Ausnahmezustand bei der Feuerwehr
Auch für die Berliner Feuerwehr war es der arbeitsreichste Tag des Jahres, aber längst nicht die arbeitsreichste Silvesternacht. Zwischen 19 Uhr und 6 Uhr wurden genau 1547 Einsätze bewältigt. Darunter waren 432 Brände und 1053 Einsätze von Rettungswagen. Diese Zahlen nannte die Feuerwehr am Neujahrsmorgen. Wie in jedem Jahr wurde um 19 Uhr der planmäßige Ausnahmezustand „Silvester“ ausgerufen. Dann werden die Einsätze nach Priorität statt nach Notrufeingang abgearbeitet. Trotz des Nieselwetters gab es zahlreiche Brände von Balkonen, Kleidercontainern und Schuppen, die fahrlässig oder vorsätzlich durch Kracher ausgelöst wurden.

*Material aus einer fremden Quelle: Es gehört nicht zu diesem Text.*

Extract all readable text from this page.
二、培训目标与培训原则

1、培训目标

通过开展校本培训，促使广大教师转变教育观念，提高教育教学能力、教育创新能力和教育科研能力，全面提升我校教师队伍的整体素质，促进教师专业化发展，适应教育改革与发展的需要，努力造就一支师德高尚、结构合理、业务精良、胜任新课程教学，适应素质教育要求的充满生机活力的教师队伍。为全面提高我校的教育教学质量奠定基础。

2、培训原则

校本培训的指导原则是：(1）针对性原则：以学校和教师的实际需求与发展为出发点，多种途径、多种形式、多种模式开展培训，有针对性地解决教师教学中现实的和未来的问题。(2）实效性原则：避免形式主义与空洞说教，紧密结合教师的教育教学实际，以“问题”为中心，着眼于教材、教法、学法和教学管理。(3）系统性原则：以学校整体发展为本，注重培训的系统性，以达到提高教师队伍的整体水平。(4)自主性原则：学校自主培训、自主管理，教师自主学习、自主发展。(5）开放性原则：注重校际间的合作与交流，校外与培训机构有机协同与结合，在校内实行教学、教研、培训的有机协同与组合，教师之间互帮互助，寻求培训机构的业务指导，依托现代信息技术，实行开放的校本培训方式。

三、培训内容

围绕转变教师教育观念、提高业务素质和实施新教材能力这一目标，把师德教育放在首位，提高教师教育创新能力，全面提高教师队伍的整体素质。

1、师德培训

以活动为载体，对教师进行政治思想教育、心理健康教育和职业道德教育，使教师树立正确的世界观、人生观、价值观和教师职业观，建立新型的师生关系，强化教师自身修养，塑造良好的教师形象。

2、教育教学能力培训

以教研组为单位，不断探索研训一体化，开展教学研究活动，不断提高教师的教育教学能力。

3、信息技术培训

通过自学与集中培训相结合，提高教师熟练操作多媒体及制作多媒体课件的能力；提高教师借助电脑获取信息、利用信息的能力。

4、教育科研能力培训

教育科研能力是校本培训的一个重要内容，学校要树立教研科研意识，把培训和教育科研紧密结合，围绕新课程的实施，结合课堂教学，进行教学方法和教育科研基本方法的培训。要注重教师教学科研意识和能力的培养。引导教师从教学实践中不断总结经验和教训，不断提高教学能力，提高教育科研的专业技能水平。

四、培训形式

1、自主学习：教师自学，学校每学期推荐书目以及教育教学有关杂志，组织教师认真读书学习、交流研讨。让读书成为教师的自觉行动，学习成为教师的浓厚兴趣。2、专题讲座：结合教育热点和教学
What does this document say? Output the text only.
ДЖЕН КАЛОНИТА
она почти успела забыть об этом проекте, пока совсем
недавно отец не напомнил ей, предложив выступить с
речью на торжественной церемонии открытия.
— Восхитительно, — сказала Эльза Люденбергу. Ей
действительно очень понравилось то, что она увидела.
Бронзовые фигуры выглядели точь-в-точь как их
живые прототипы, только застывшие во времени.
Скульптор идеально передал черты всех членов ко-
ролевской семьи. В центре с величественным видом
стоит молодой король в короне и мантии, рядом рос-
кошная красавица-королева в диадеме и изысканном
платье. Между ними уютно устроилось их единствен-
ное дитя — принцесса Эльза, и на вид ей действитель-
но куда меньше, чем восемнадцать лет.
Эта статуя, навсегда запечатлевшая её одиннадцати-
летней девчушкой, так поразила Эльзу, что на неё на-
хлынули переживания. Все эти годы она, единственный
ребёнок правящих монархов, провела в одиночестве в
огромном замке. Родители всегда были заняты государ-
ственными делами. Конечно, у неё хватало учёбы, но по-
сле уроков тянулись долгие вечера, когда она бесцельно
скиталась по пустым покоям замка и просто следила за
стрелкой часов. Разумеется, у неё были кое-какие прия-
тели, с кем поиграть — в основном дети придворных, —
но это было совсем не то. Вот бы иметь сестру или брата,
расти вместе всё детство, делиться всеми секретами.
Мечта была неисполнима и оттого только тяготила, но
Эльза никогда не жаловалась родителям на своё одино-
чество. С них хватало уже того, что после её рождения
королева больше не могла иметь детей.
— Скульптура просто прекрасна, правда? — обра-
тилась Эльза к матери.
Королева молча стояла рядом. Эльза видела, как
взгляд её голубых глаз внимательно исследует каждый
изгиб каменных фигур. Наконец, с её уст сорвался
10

Im Vorjahr hatte es bei ebenfalls nasskalten Wetter mit 272 Bränden nur halb so viele gegeben wie beim sehr trockenen Jahreswechsel 2012/13, damals hatte es deutlich mehr als 600 Brände gegeben. Die Rettungswagen hatten 50 Einsätze mehr zu bewältigen. Nach Polizeiangaben wurden in der Nacht zwei Fahrzeuge angezündet, politische Motive sind nicht zu erkennen. In Mitte wurde ein 25-Jähriger zehn Minuten vor Mitternacht von einem Unbekannten mit einem abgebrochenen Flaschenhals schwer verletzt. Die Tat geschah auf dem Gehweg der Hugo-Preuß-Brücke vor dem Hauptbahnhof.